Contrairement à certaines idées largement répandues, il est difficile dans ce contexte d'inverser le cours des choses. Le président a flatté les bas instincts de nos compatriotes en laissant prospérer la corruption qu'il disait vouloir combattre. Le népotisme ne s'est jamais aussi bien porté.
Au Cameroun, celui qui organise les élections ne perd jamais. Par les urnes il n'y aura jamais la réfraction de la volonté populaire tant que nous vivrons dans cette monarchie qui a pris le temps de s'institutionnaliser.
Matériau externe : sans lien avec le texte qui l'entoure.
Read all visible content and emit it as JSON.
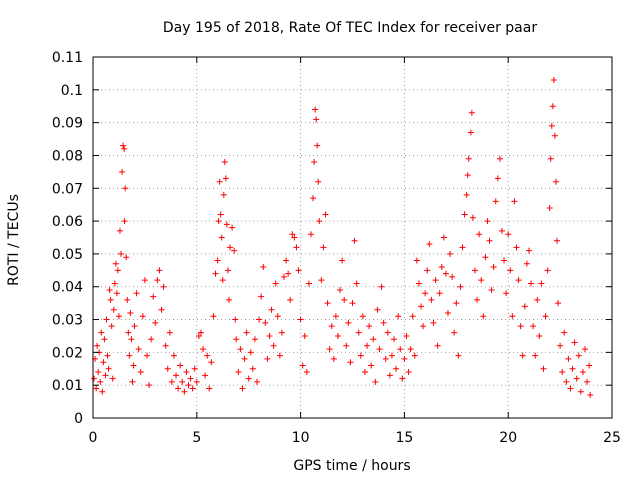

Parlant du Renouveau, voici ce que pense un quotidien français "Nombre de Camerounais n’ont connu que lui ( Tout comme moi)... A son arrivée au pouvoir, en 1982, ce pays d’Afrique centrale comptait parmi les plus riches du continent. Aujourd’hui, il ne ressemble plus à rien. A tel point que beaucoup de ses 20 millions de citoyens n’aspirent qu’à le quitter. “Il existe peu d’Etats africains comme le Cameroun, où les habitants ont une aussi mauvaise image de leur pays et d’eux-mêmes”.
Au Cameroun, depuis lors, les privations endémiques d’électricité et d’eau, au grand dam des ménages et des entreprises, traduisent de manière éloquente le mépris du pouvoir de Yaoundé à l’égard du peuple camerounais
En lançant le binôme « Rigueur et moralisation » en 1982, Paul Biya avait-il mesuré l’ampleur du chantier ? Non, visiblement. En tout cas, il est carrément passé du côté de l'espoir d'un peuple, et s’est essoufflé par la suite parceque usé par un pouvoir atteint par le cancer d'anti-alternance. Cela indique qu’il avait bien rêvé de noyer le Cameroun jusqu'au jour où il sera appellé à la mission de l'enfer terrestre...
A présent, pour mettre un terme à ces phagédénismes insidieux, le peuple camerounais a besoin, pas tant d’une alternance à la tête de l’Etat, ni même d’une alternance générationnelle ou de genre, mais plutôt d’une vraie alternative éthique, politique et sociale, à même de porter en avant les aspirations profondes de nos concitoyens et concitoyennes.
Pour reprendre Serge Olivier Atangi dans l'une de ses récentes sorties médiatiques, "Biya a promis faire du Cameroun un pays émergent en 2035. Il faut pourtant avouer que dans les conditions actuelles de travail et des mentalités que lui-même a mises en place et continue sponsorisé par la nomination des personnes peu recommandables pour conduire ce processus et par le pillage systématique des ressources,le pays vole plutôt en sens inverse à l'allure d'un Boeing qui a atteint sa vitesse de croisière avec pour pilote un certain Biya Paul bi Mvondo Barthélémy".